Jacobowsky und der Oberst. Komödie einer Tragödie in drei Akten ist ein Bühnenstück von Franz Werfel, das zwischen 1941 und 1942 entstand. Es war Werfels letztes Theaterstück vor seinem Tod. Uraufgeführt wurde es am 14. März 1944 in New York City,[1] Erstaufführung in deutscher Sprache war am 17. Oktober 1944 in Basel.[2]

Daten
Titel: Jacobowsky und der Oberst. Komödie einer Tragödie in drei Akten
Originalsprache: Deutsch
Autor: Franz Werfel
Uraufführung: 17. Oktober 1944
Ort der Uraufführung: Basel
Ort und Zeit der Handlung: zwischen Paris und der französischen Atlantikküste im Juni 1940
  • Jacobowsky, ehemals Generaldirektor in Deutschland
  • Oberst Tadeusz Boleslav Stjerbinsky
  • Marianne, Stjerbinskys französische Geliebte
  • Szabuniewicz, Offiziersbursche Stjerbinskys
  • Würfelspieler, alias Commander Wright von Royal Navy

Inhalt Bearbeiten

Juni 1940. Die deutsche Wehrmacht fällt während des Westfeldzugs in Frankreich ein und stößt gegen den Atlantik vor. Die Gestapo, unterstützt von der SS und französischen Polizisten, sucht aus den Lagern von Angers und Agde geflüchtete Angehörige der polnischen Streitkräfte in Frankreich – darunter den Oberst Stjerbinsky, ein Frauenheld und überzeugter Antisemit. Doch dessen Geliebte Marianne, genannt „Madame la France“, sowie seine beiden Landsleute, der aus dem Deutschen Reich ausgebürgerte Jude Jacobowsky und der „Aushilfsirrenwärter“ Szabuniewicz, retten dem Oberst Jacobowsky im Verein mit einem dubiosen Würfelspieler das Leben.

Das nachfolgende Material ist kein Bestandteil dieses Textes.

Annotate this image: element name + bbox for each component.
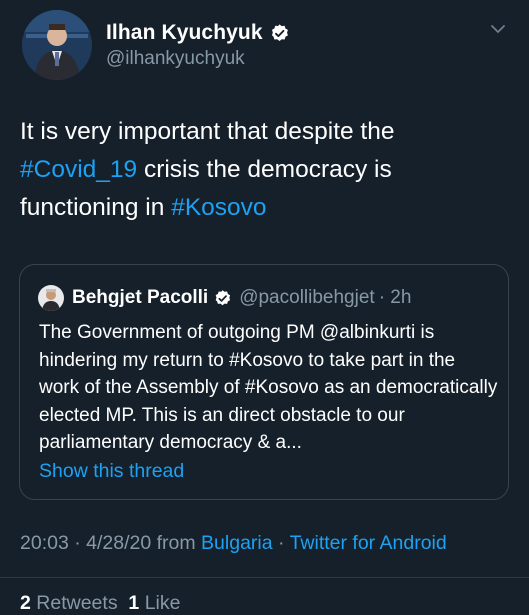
quoted-tweet-header: Behgjet Pacolli @pacollibehgjet · 2h [38, 285, 411, 311]
tweet-header: Ilhan Kyuchyuk @ilhankyuchyuk [0, 0, 529, 96]
verified-badge-icon [213, 289, 232, 308]
author-avatar[interactable] [22, 10, 92, 80]
quoted-author-name: Behgjet Pacolli [72, 287, 209, 308]
divider [0, 577, 529, 578]
author-display-name[interactable]: Ilhan Kyuchyuk [106, 21, 263, 45]
retweets-label[interactable]: Retweets [36, 592, 117, 614]
verified-badge-icon [269, 23, 290, 44]
quoted-author-avatar [38, 285, 64, 311]
likes-label[interactable]: Like [145, 592, 181, 614]
tweet-date: · 4/28/20 from [74, 532, 202, 554]
author-name-row: Ilhan Kyuchyuk [106, 21, 290, 45]
tweet-time: 20:03 [20, 532, 69, 554]
likes-count[interactable]: 1 [128, 592, 139, 614]
quoted-author-handle: @pacollibehgjet [239, 287, 375, 308]
show-thread-link[interactable]: Show this thread [39, 460, 184, 483]
quoted-tweet-card[interactable]: Behgjet Pacolli @pacollibehgjet · 2h The… [19, 264, 509, 500]
hashtag-link[interactable]: #Covid_19 [20, 156, 137, 183]
tweet-text-part: It is very important that despite the [20, 118, 395, 145]
location-link[interactable]: Bulgaria [201, 532, 273, 554]
meta-separator: · [272, 532, 290, 554]
retweets-count[interactable]: 2 [20, 592, 31, 614]
hashtag-link[interactable]: #Kosovo [171, 194, 266, 221]
chevron-down-icon[interactable] [489, 20, 507, 38]
tweet-meta: 20:03 · 4/28/20 from Bulgaria · Twitter … [20, 532, 447, 555]
tweet-text: It is very important that despite the #C… [20, 113, 510, 227]
quoted-tweet-body: The Government of outgoing PM @albinkurt… [39, 322, 498, 453]
author-handle[interactable]: @ilhankyuchyuk [106, 48, 245, 70]
source-link[interactable]: Twitter for Android [290, 532, 447, 554]
quoted-tweet-time: · 2h [378, 287, 412, 308]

In einem Pariser Hotel begegnen sich der Oberst und dessen Ordonanz. Alle sind hier auf der Flucht vor den Deutschen gelandet und müssen nun erneut die Flucht ergreifen. Jacobowsky gelingt es, ein Automobil zu kaufen. Da er selbst nicht Auto fahren kann, lässt der Oberst sich herab, das Automobil Jacobowskys als gemeinsames Fluchtfahrzeug zu steuern. Der lebenspraktische Jacobowsky bewährt sich auf der Flucht – im Gegensatz zum unbekümmerten und lebensuntüchtigen Oberst – z. B. bei der Sprit- und Lebensmittelbeschaffung. Der Oberst flüchtet nicht direkt nach England, wo er seiner Exilregierung angeblich Geheimpapiere übergeben soll, sondern steuert zunächst den Aufenthaltsort seiner Geliebten Marianne in der Bretagne in der Nähe von Pontivy an. Die schöne Frau wartet auf ihn inmitten anrückender Wehrmacht. Jacobowsky gefällt das gar nicht. Das Verhältnis zwischen dem Oberst und Jacobowsky wird gespannter.

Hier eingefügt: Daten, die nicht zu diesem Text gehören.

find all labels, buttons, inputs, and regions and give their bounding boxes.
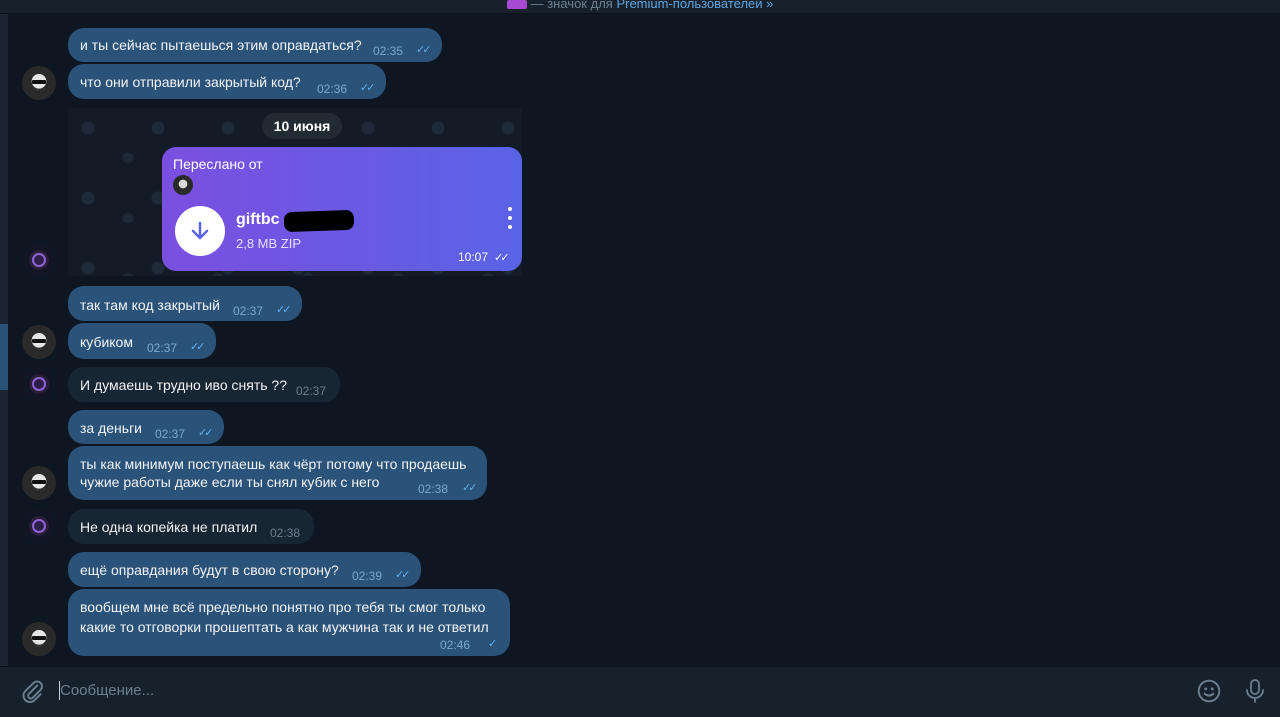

Dann wenden sich die Flüchtenden – gemeinsam mit Marianne – nach Bayonne, wo das letzte Schiff gerade ausgelaufen ist. Unterwegs zum nächsten Hafen – Saint Jean-de-Luz, der Endstation dieser Tour – macht Jacobowsky mit Erfolg Marianne Avancen. Der Oberst wird eifersüchtig und fordert Jacobowsky zum Duell auf. Doch da werden die Flüchtlinge von einer deutschen Patrouille auf Motorrädern aufgegriffen. Alle können sich vor der Gestapo ausweisen, nur der Oberst nicht. In dieser scheinbar ausweglosen Situation erfindet Jacobowsky eine Lügenmär. Der Oberst sei Franzose, der nach einem deutschen Bombardement aus der Irrenanstalt bei Nantes ausgebrochen sei und sich nun – den Umständen entsprechend ohne Papiere – zusammen mit seiner Gattin Marianne und dem Irrenwärter Szabuniewicz auf dem Heimwege befinde. Das Märchen wird geglaubt. Die vier Flüchtlinge dürfen passieren.

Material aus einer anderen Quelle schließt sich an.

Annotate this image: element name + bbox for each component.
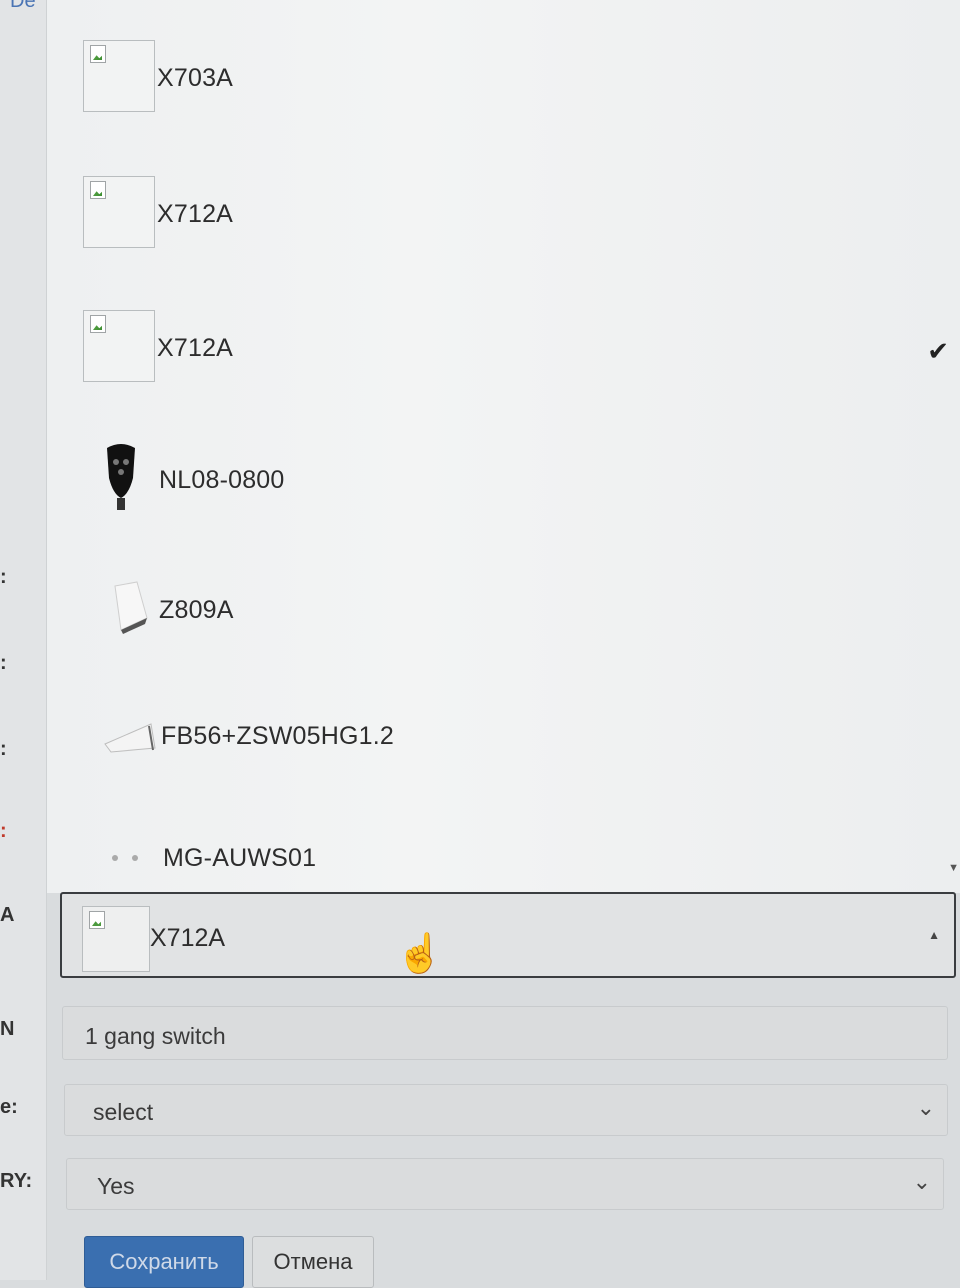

Jacobowsky und dem Oberst gelingt die Flucht, während Marianne in Frankreich bleibt.

Interpretation Bearbeiten

Der allegorische Charakter des Stücks wird dem Zuschauer spätestens bewusst beim Auftritt des Ewigen Juden (er hat zwei Jahre Dachau hinter sich) zusammen mit dem Heiligen Franziskus. Damit wird der tiefere Sinn des Stücks zusammen mit dem Charakter der eigentlichen Hauptfigur der Komödie – Marianne – schlaglichtartig erhellt: Marianne – Symbol des französischen Freiheitswillens – wird im eigenen Lande gegen die Eindringlinge kämpfen und ist unbesiegbar. Dazu passt der sprechende Name des Juden Jacobowsky. Dieser Jakob ist die zweite Hauptfigur. Gegen jene beiden Helden ist der Oberst weiter nichts als ein mit ziemlich allen menschlichen Schwächen behafteter geschlagener Krieger.

Entstehungsgeschichte Bearbeiten

Werfel verarbeitete in diesem Stück seine eigene Flucht nach Spanien sowie die Fluchterlebnisse des polnischen Bankiers Stephan S. Jakobowicz, die ihm dieser 1940 während des Aufenthaltes in Lourdes erzählte.[3]

Aufführungen Bearbeiten

Die Uraufführung des Stücks fand unter dem Titel Jacobowsky and the Colonel am 14. März 1944 am Martin Beck Theatre in New York statt. Gespielt wurde es in einer englischen Textbearbeitung von S. N. Behrman unter der Regie von Elia Kazan. Als Autor des Stücks erscheint auf dem Programmzettel „S. N. Behrman, nach einem Original-Stück von Franz Werfel“.[4]

Die Hauptrollen waren mit Louis Calhern, Oscar Karlweis, Marianne Stewart und Harold Vermilyea besetzt. Die Bühnenmusik schrieb Paul Bowles. Das Stück stand bis zum 10. März 1945 auf dem Spielplan.[1]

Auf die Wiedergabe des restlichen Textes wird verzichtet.